Download or read book The Leonard Bernstein Letters written by Leonard Bernstein and published by Yale University Press. This book was released on 2013-10-29 with total page 903 pages. Available in PDF, EPUB and Kindle. Book excerpt: “With their intellectual brilliance, humor and wonderful eye for detail, Leonard Bernstein’s letters blow all biographies out of the water.”—The Economist (2013 Book of the Year) Leonard Bernstein was a charismatic and versatile musician—a brilliant conductor who attained international superstar status, and a gifted composer of Broadway musicals (West Side Story), symphonies (Age of Anxiety), choral works (Chichester Psalms), film scores (On the Waterfront), and much more. Bernstein was also an enthusiastic letter writer, and this book is the first to present a wide-ranging selection of his correspondence. The letters have been selected for the insights they offer into the passions of his life—musical and personal—and the extravagant scope of his musical and extra-musical activities. Bernstein’s letters tell much about this complex man, his collaborators, his mentors, and others close to him. His galaxy of correspondents encompassed, among others, Aaron Copland, Stephen Sondheim, Jerome Robbins, Thornton Wilder, Boris Pasternak, Bette Davis, Adolph Green, Jacqueline Kennedy Onassis, and family members including his wife Felicia and his sister Shirley. The majority of these letters have never been published before. They have been carefully chosen to demonstrate the breadth of Bernstein’s musical interests, his constant struggle to find the time to compose, his turbulent and complex sexuality, his political activities, and his endless capacity for hard work. Beyond all this, these writings provide a glimpse of the man behind the legends: his humanity, warmth, volatility, intellectual brilliance, wonderful eye for descriptive detail, and humor. “The correspondence from and to the remarkable conductor is full of pleasure and insights.”—The New York Times Book Review (Editors’ Choice) “Exhaustive, thrilling [and] indispensable.”—USA Today (starred review)

Book The Joy of Music

    Book Details:
  • Author :
  • Publisher : Hal Leonard Corporation
  • Release : 2004
  • ISBN : 9781574671049
  • Pages : 324 pages

Download or read book The Joy of Music written by and published by Hal Leonard Corporation. This book was released on 2004 with total page 324 pages. Available in PDF, EPUB and Kindle. Book excerpt: (Amadeus). This classic work is perhaps Bernstein's finest collection of conversations on the meaning and wonder of music. This book is a must for all music fans who wish to experience music more fully and deeply through one of the most inspired, and inspiring, music intellects of our time. Employing the creative device of "Imaginary Conversations" in the first section of his book, Bernstein illuminates the importance of the symphony in America, the greatness of Beethoven, and the art of composing. The book also includes a photo section and a third section with the transcripts from his televised Omnibus music series, including "Beethoven's Fifth Symphony," "The World of Jazz," "Introduction to Modern Music," and "What Makes Opera Grand."

Book Leonard Bernstein

    Book Details:
  • Author : Meryle Secrest
  • Publisher : Bloomsbury Publishing
  • Release : 1997
  • ISBN : 9780747531913
  • Pages : 471 pages

Download or read book Leonard Bernstein written by Meryle Secrest and published by Bloomsbury Publishing. This book was released on 1997 with total page 471 pages. Available in PDF, EPUB and Kindle. Book excerpt: This biography covers Leonard Berstein's life from his childhood growing up in a Hassidic family in Massachusetts through to the start to his career and his success in both classical music and musical theatre. Bernstein the family man is also featured - the father to his three children and husband to Felicia Montealegre, and the generous mentor, the temperamental artist, the hypochondriac, the politician and the businessman.

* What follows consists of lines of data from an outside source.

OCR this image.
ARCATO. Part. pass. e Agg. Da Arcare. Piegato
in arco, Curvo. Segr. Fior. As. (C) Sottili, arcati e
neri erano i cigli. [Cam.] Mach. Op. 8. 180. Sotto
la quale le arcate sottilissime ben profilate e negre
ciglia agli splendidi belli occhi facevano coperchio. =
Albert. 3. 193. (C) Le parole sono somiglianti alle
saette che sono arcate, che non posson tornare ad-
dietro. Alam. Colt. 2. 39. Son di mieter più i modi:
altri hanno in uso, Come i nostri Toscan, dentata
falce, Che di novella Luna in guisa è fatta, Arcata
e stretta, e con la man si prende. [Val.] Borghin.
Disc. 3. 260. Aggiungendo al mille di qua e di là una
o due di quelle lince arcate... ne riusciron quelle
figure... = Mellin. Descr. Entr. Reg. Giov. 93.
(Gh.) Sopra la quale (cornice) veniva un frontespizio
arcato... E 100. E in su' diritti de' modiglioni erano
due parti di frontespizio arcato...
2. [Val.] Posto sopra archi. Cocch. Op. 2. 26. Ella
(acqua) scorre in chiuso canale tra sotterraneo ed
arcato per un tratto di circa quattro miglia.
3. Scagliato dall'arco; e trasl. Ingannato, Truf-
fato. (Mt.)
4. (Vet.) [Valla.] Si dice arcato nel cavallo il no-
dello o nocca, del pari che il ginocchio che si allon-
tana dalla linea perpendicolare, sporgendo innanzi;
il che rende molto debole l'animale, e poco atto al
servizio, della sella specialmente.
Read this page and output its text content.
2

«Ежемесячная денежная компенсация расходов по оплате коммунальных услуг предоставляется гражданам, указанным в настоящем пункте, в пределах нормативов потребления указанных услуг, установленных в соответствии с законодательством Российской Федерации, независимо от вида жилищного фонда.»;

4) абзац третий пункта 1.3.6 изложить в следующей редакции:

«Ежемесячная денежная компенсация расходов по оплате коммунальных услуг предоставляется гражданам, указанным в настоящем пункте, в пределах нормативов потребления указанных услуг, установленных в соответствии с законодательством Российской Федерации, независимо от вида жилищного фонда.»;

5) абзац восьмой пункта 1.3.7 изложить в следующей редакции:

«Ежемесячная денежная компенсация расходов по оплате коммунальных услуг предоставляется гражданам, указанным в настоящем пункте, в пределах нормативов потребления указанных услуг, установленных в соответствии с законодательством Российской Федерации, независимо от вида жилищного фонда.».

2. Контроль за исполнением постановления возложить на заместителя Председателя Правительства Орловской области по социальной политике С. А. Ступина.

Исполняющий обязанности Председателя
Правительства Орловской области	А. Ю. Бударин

Book Leonard Bernstein in Context

    Book Details:
  • Author : Elizabeth A. Wells
  • Publisher : Cambridge University Press
  • Release : 2024-03-28
  • ISBN : 1108875912
  • Pages : 381 pages

Download or read book Leonard Bernstein in Context written by Elizabeth A. Wells and published by Cambridge University Press. This book was released on 2024-03-28 with total page 381 pages. Available in PDF, EPUB and Kindle. Book excerpt: Designed for students, aficionados of classical music, and historians, this volume offers a wide-ranging, multi-disciplinary and comprehensive view of one of the most important musicians of the twentieth century at his 100th anniversary. Scholars from diverse backgrounds and fields have contributed rich insights into Bernstein's life and work in an approachable style, shedding light on Bernstein's social, professional and ideological contexts including his contemporaries and rivals on Broadway, his artistic collaborations, his celebrity status as a conductor on the international concert circuit, and his involvement in music education via broadcasting. From his early education, through his conducting and composing careers, to his fame as musical and cultural ambassador to the world, this book views Bernstein the man and the artist and provides a fascinating overview of American classical music culture during Bernstein's long career in the public spotlight.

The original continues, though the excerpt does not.